Jawa TimurProbolinggo

Demi Generasi Emas 2045! Kapolres Probolinggo Kota: MBG Harus Seenak Masakan Ibu di Rumah

BeritaNasional.ID, PROBOLINGGO JATIM — Pelaksanaan Program Makan Bergizi Gratis (MBG) di Kota Probolinggo mendapat perhatian dari jajaran kepolisian. Kapolres Probolinggo Kota AKBP Rico Yumasri meminta seluruh pihak yang terlibat tidak sekadar mengejar pemenuhan jumlah makanan, tetapi juga memastikan kualitas, kebersihan, keamanan, dan kandungan gizinya.

Pesan tersebut disampaikan Rico saat menghadiri kegiatan bersama Gabungan Pengusaha Makan Bergizi Indonesia (GAPEMBI). Ia mengingatkan para pengelola hingga relawan MBG agar memiliki rasa tanggung jawab dalam setiap tahapan penyediaan makanan.

Menurutnya, makanan yang disiapkan untuk anak-anak penerima manfaat harus diperlakukan sebaik ketika menyiapkan makanan untuk keluarga sendiri.

“Kalau kita menganggap makanan itu untuk anak sendiri, tentu kualitas, kebersihan, dan gizinya akan benar-benar kita perhatikan,” kata Rico.
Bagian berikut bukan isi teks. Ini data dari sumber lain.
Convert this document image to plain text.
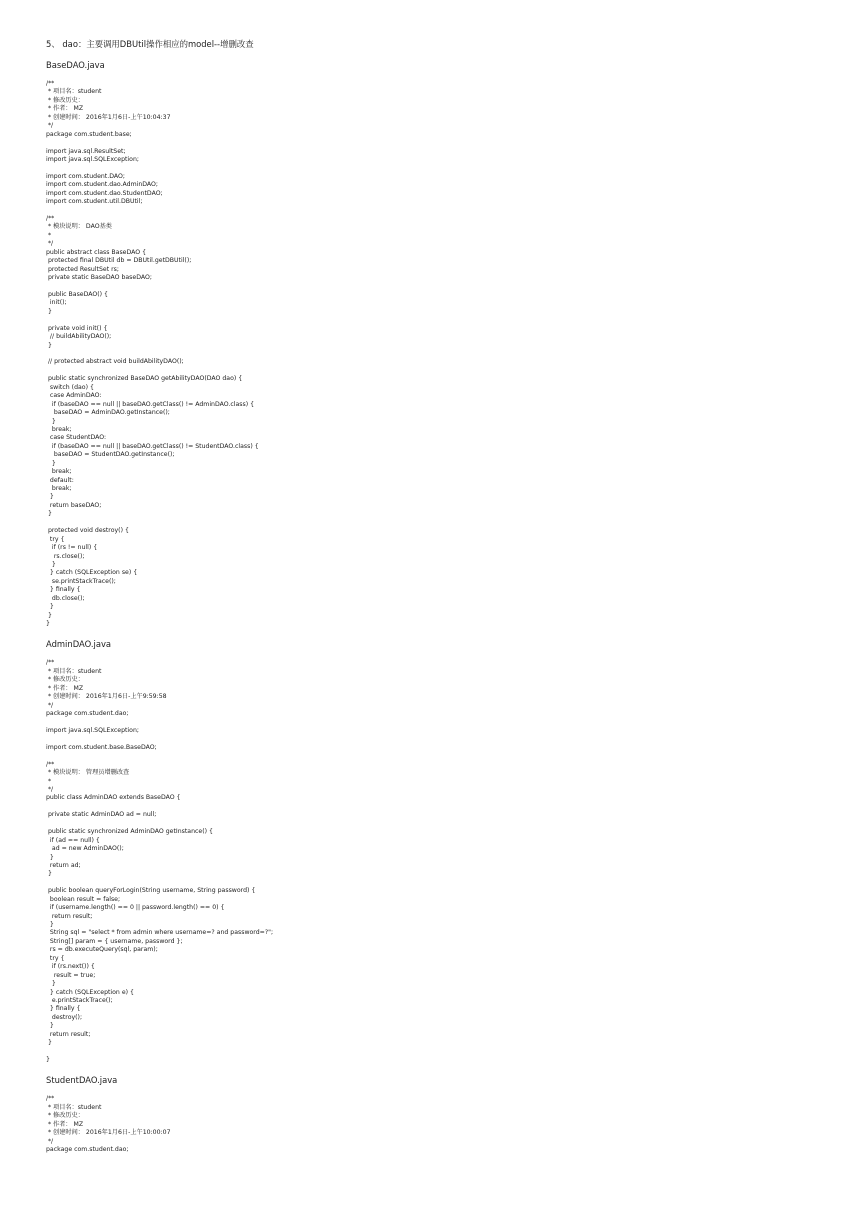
5、 dao：主要调用DBUtil操作相应的model--增删改查
BaseDAO.java
/**
* 项目名：student
* 修改历史：
* 作者： MZ
* 创建时间： 2016年1月6日-上午10:04:37
*/
package com.student.base;
import java.sql.ResultSet;
import java.sql.SQLException;
import com.student.DAO;
import com.student.dao.AdminDAO;
import com.student.dao.StudentDAO;
import com.student.util.DBUtil;
/**
* 模块说明： DAO基类
*
*/
public abstract class BaseDAO {
protected final DBUtil db = DBUtil.getDBUtil();
protected ResultSet rs;
private static BaseDAO baseDAO;
public BaseDAO() {
init();
}
private void init() {
// buildAbilityDAO();
}
// protected abstract void buildAbilityDAO();
public static synchronized BaseDAO getAbilityDAO(DAO dao) {
switch (dao) {
case AdminDAO:
if (baseDAO == null || baseDAO.getClass() != AdminDAO.class) {
baseDAO = AdminDAO.getInstance();
}
break;
case StudentDAO:
if (baseDAO == null || baseDAO.getClass() != StudentDAO.class) {
baseDAO = StudentDAO.getInstance();
}
break;
default:
break;
}
return baseDAO;
}
protected void destroy() {
try {
if (rs != null) {
rs.close();
}
} catch (SQLException se) {
se.printStackTrace();
} finally {
db.close();
}
}
}
AdminDAO.java
/**
* 项目名：student
* 修改历史：
* 作者： MZ
* 创建时间： 2016年1月6日-上午9:59:58
*/
package com.student.dao;
import java.sql.SQLException;
import com.student.base.BaseDAO;
/**
* 模块说明： 管理员增删改查
*
*/
public class AdminDAO extends BaseDAO {
private static AdminDAO ad = null;
public static synchronized AdminDAO getInstance() {
if (ad == null) {
ad = new AdminDAO();
}
return ad;
}
public boolean queryForLogin(String username, String password) {
boolean result = false;
if (username.length() == 0 || password.length() == 0) {
return result;
}
String sql = "select * from admin where username=? and password=?";
String[] param = { username, password };
rs = db.executeQuery(sql, param);
try {
if (rs.next()) {
result = true;
}
} catch (SQLException e) {
e.printStackTrace();
} finally {
destroy();
}
return result;
}
}
StudentDAO.java
/**
* 项目名：student
* 修改历史：
* 作者： MZ
* 创建时间： 2016年1月6日-上午10:00:07
*/
package com.student.dao;
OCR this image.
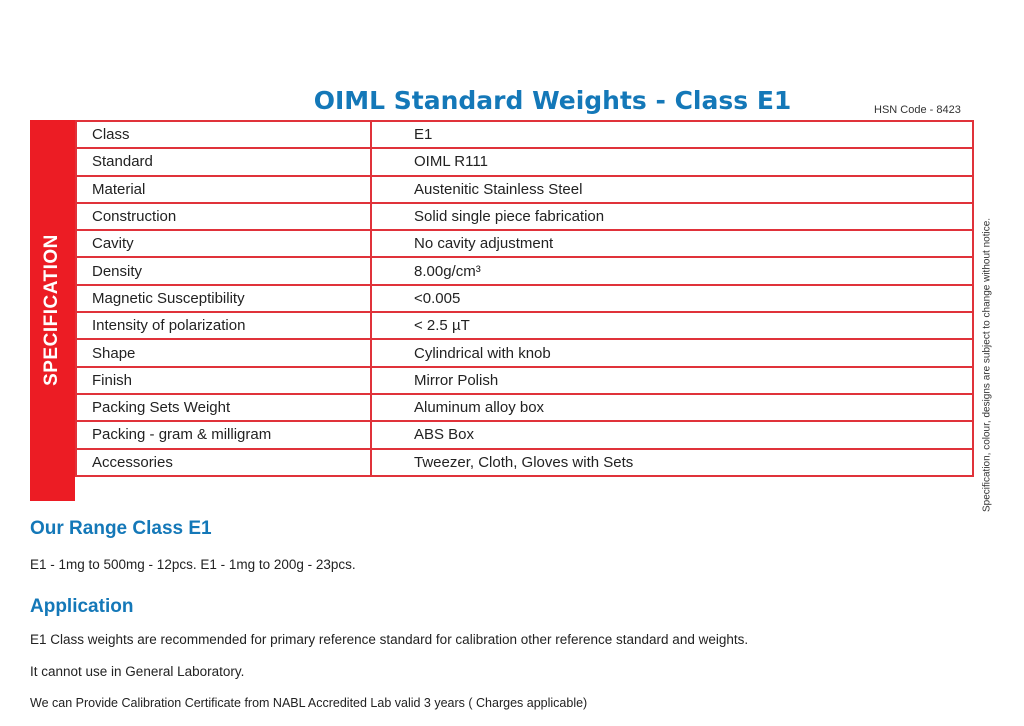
OIML Standard Weights - Class E1	HSN Code - 8423
SPECIFICATION
Class	E1
Standard	OIML R111
Material	Austenitic Stainless Steel
Construction	Solid single piece fabrication
Cavity	No cavity adjustment
Density	8.00g/cm³
Magnetic Susceptibility	<0.005
Intensity of polarization	< 2.5 µT
Shape	Cylindrical with knob
Finish	Mirror Polish
Packing Sets Weight	Aluminum alloy box
Packing - gram & milligram	ABS Box
Accessories	Tweezer, Cloth, Gloves with Sets	Specification, colour, designs are subject to change without notice.
Our Range Class E1
E1 - 1mg to 500mg - 12pcs. E1 - 1mg to 200g - 23pcs.
Application
E1 Class weights are recommended for primary reference standard for calibration other reference standard and weights.
It cannot use in General Laboratory.
We can Provide Calibration Certificate from NABL Accredited Lab valid 3 years ( Charges applicable)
Ia juga menegaskan pentingnya pengawasan secara menyeluruh. Pengawasan tidak hanya dilakukan ketika makanan dibagikan, tetapi mencakup proses pengolahan hingga distribusi kepada penerima manfaat.
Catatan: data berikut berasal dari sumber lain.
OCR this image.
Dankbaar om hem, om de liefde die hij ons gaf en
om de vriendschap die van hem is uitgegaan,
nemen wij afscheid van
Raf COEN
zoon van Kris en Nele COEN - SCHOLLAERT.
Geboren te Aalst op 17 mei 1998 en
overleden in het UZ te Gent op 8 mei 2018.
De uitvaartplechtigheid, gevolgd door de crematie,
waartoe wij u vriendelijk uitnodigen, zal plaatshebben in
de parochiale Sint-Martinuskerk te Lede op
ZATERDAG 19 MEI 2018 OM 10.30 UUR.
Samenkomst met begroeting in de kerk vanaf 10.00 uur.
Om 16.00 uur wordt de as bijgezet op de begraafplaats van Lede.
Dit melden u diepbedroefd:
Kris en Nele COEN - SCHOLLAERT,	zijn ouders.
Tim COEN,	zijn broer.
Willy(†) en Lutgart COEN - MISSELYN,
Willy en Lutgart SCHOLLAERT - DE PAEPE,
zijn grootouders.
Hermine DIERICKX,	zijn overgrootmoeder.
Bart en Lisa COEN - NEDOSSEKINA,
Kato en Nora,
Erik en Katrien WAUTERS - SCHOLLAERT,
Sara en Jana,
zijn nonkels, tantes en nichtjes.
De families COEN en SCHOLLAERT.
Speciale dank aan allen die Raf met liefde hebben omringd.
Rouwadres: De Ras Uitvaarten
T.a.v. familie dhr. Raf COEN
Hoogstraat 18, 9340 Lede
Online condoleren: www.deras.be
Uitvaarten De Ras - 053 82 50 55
Polres Probolinggo Kota bersama GAPEMBI pun berkomitmen memperkuat koordinasi agar pelaksanaan MBG tetap berjalan sesuai standar yang telah ditentukan.
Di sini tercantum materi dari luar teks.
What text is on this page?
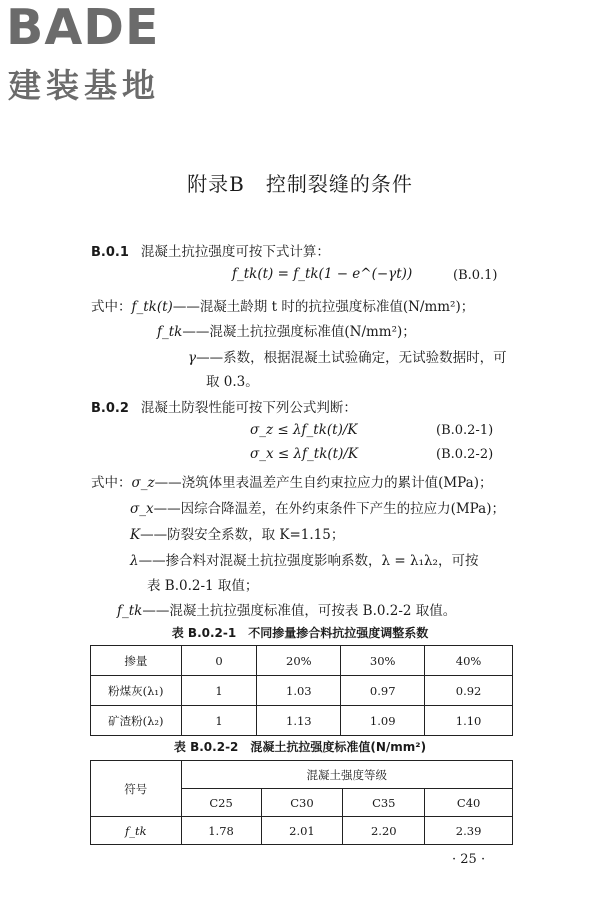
BADE
建装基地
附录B　控制裂缝的条件
B.0.1 混凝土抗拉强度可按下式计算：
f_tk(t) = f_tk(1 − e^(−γt))	(B.0.1)
式中：f_tk(t)——混凝土龄期 t 时的抗拉强度标准值(N/mm²)；
f_tk——混凝土抗拉强度标准值(N/mm²)；
γ——系数，根据混凝土试验确定，无试验数据时，可
取 0.3。
B.0.2 混凝土防裂性能可按下列公式判断：
σ_z ≤ λf_tk(t)/K	(B.0.2-1)
σ_x ≤ λf_tk(t)/K	(B.0.2-2)
式中：σ_z——浇筑体里表温差产生自约束拉应力的累计值(MPa)；
σ_x——因综合降温差，在外约束条件下产生的拉应力(MPa)；
K——防裂安全系数，取 K=1.15；
λ——掺合料对混凝土抗拉强度影响系数，λ = λ₁λ₂，可按
表 B.0.2-1 取值；
f_tk——混凝土抗拉强度标准值，可按表 B.0.2-2 取值。
表 B.0.2-1　不同掺量掺合料抗拉强度调整系数
掺量	0	20%	30%	40%
粉煤灰(λ₁)	1	1.03	0.97	0.92
矿渣粉(λ₂)	1	1.13	1.09	1.10
表 B.0.2-2　混凝土抗拉强度标准值(N/mm²)
符号	混凝土强度等级			
	C25	C30	C35	C40
f_tk	1.78	2.01	2.20	2.39
· 25 ·
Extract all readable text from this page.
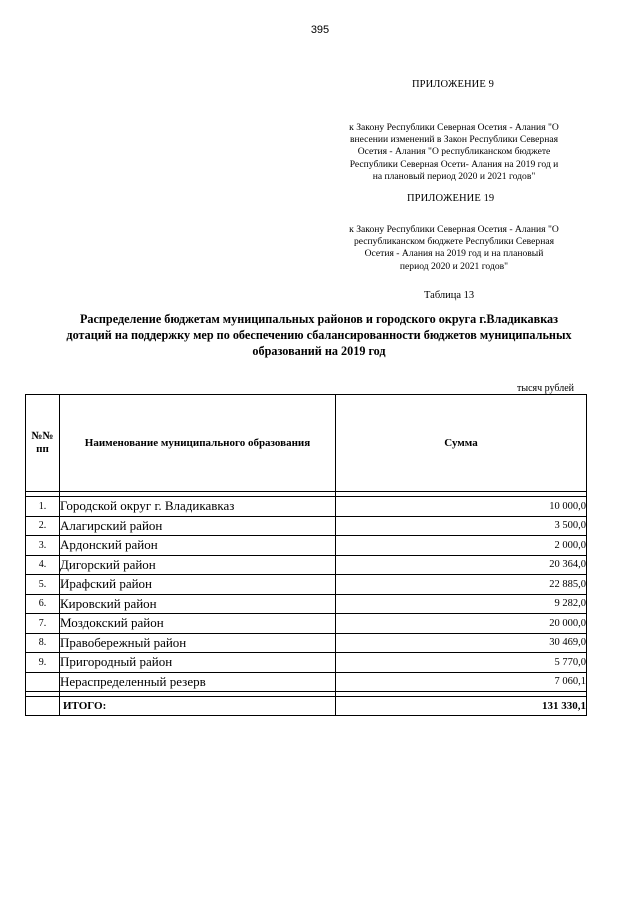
395
ПРИЛОЖЕНИЕ 9
к Закону Республики Северная Осетия - Алания "О
внесении изменений в Закон Республики Северная
Осетия - Алания "О республиканском бюджете
Республики Северная Осети- Алания на 2019 год и
на плановый период 2020 и 2021 годов"
ПРИЛОЖЕНИЕ 19
к Закону Республики Северная Осетия - Алания "О
республиканском бюджете Республики Северная
Осетия - Алания на 2019 год и на плановый
период 2020 и 2021 годов"
Таблица 13
Распределение бюджетам муниципальных районов и городского округа г.Владикавказ
дотаций на поддержку мер по обеспечению сбалансированности бюджетов муниципальных
образований на 2019 год
тысяч рублей
№№
пп	Наименование муниципального образования	Сумма

1.	Городской округ г. Владикавказ	10 000,0
2.	Алагирский район	3 500,0
3.	Ардонский район	2 000,0
4.	Дигорский район	20 364,0
5.	Ирафский район	22 885,0
6.	Кировский район	9 282,0
7.	Моздокский район	20 000,0
8.	Правобережный район	30 469,0
9.	Пригородный район	5 770,0
	Нераспределенный резерв	7 060,1

	ИТОГО:	131 330,1
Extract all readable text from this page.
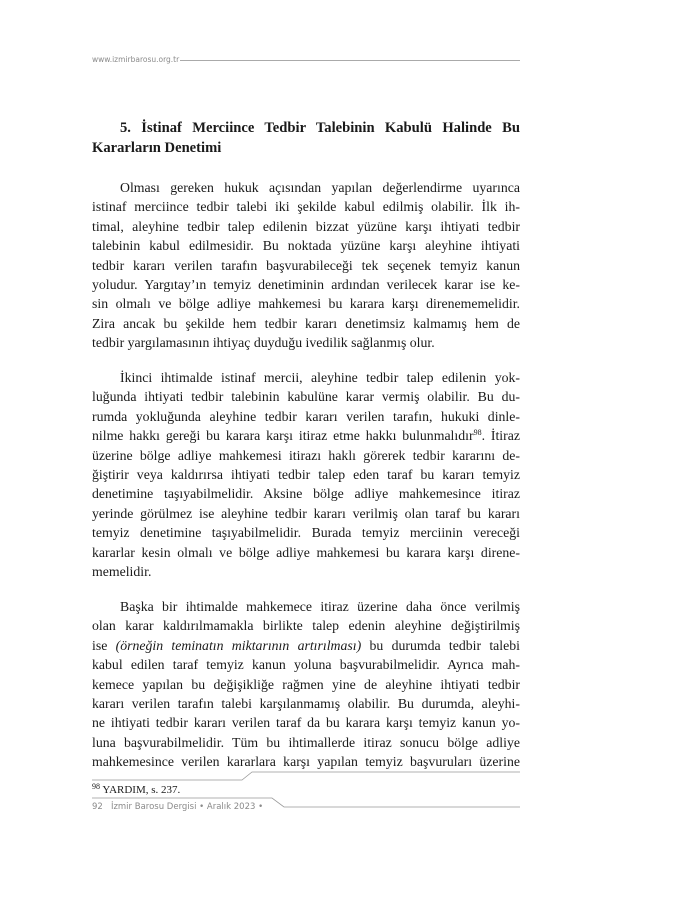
www.izmirbarosu.org.tr
5. İstinaf Merciince Tedbir Talebinin Kabulü Halinde Bu
Kararların Denetimi
Olması gereken hukuk açısından yapılan değerlendirme uyarınca
istinaf merciince tedbir talebi iki şekilde kabul edilmiş olabilir. İlk ih-
timal, aleyhine tedbir talep edilenin bizzat yüzüne karşı ihtiyati tedbir
talebinin kabul edilmesidir. Bu noktada yüzüne karşı aleyhine ihtiyati
tedbir kararı verilen tarafın başvurabileceği tek seçenek temyiz kanun
yoludur. Yargıtay’ın temyiz denetiminin ardından verilecek karar ise ke-
sin olmalı ve bölge adliye mahkemesi bu karara karşı direnememelidir.
Zira ancak bu şekilde hem tedbir kararı denetimsiz kalmamış hem de
tedbir yargılamasının ihtiyaç duyduğu ivedilik sağlanmış olur.
İkinci ihtimalde istinaf mercii, aleyhine tedbir talep edilenin yok-
luğunda ihtiyati tedbir talebinin kabulüne karar vermiş olabilir. Bu du-
rumda yokluğunda aleyhine tedbir kararı verilen tarafın, hukuki dinle-
nilme hakkı gereği bu karara karşı itiraz etme hakkı bulunmalıdır$^{98}$. İtiraz
üzerine bölge adliye mahkemesi itirazı haklı görerek tedbir kararını de-
ğiştirir veya kaldırırsa ihtiyati tedbir talep eden taraf bu kararı temyiz
denetimine taşıyabilmelidir. Aksine bölge adliye mahkemesince itiraz
yerinde görülmez ise aleyhine tedbir kararı verilmiş olan taraf bu kararı
temyiz denetimine taşıyabilmelidir. Burada temyiz merciinin vereceği
kararlar kesin olmalı ve bölge adliye mahkemesi bu karara karşı direne-
memelidir.
Başka bir ihtimalde mahkemece itiraz üzerine daha önce verilmiş
olan karar kaldırılmamakla birlikte talep edenin aleyhine değiştirilmiş
ise (örneğin teminatın miktarının artırılması) bu durumda tedbir talebi
kabul edilen taraf temyiz kanun yoluna başvurabilmelidir. Ayrıca mah-
kemece yapılan bu değişikliğe rağmen yine de aleyhine ihtiyati tedbir
kararı verilen tarafın talebi karşılanmamış olabilir. Bu durumda, aleyhi-
ne ihtiyati tedbir kararı verilen taraf da bu karara karşı temyiz kanun yo-
luna başvurabilmelidir. Tüm bu ihtimallerde itiraz sonucu bölge adliye
mahkemesince verilen kararlara karşı yapılan temyiz başvuruları üzerine
$^{98}$ YARDIM, s. 237.
92 İzmir Barosu Dergisi • Aralık 2023 •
Rico turut memberikan perhatian khusus kepada para pemasok bahan makanan. Ia meminta supplier mengutamakan mutu bahan pangan dan tidak mengorbankan standar kualitas demi mendapatkan keuntungan.

“Kita akan fokus kepada supplier yang benar-benar mengutamakan kualitas bahan makanan. Jangan sampai mencari keuntungan dengan menggunakan bahan yang tidak sesuai standar,” tegasnya.

Sementara itu, Ketua GAPEMBI Kota Probolinggo Nur Fathur menyoroti aspek sumber daya manusia yang terlibat dalam pengelolaan MBG. Ia meminta agar seluruh Kepala Satuan Pelayanan Pemenuhan Gizi (SPPG) maupun relawan menjaga integritas dan tidak terlibat penyalahgunaan narkoba.

Menurut Fathur, kondisi tersebut penting diperhatikan karena keterlibatan seseorang dalam penyalahgunaan narkoba dinilai dapat mengganggu kinerja serta pelayanan dalam penyediaan makanan bagi masyarakat.

“Kami meminta pihak kepolisian melakukan pemantauan secara ketat terhadap penyalahgunaan narkoba karena hal itu dapat mengganggu kinerja dalam penyajian makanan kepada masyarakat,” ujarnya.

Sinergi antara kepolisian dan GAPEMBI diharapkan dapat memperkuat pengawasan pelaksanaan MBG sekaligus memastikan makanan yang diterima anak-anak benar-benar aman, sehat, dan memenuhi kebutuhan gizi.

Program MBG sendiri merupakan salah satu program pemerintah yang diarahkan untuk mendukung pemenuhan gizi masyarakat, khususnya anak-anak, sebagai bagian dari upaya membangun generasi yang sehat dan berkualitas menuju Indonesia Emas 2045.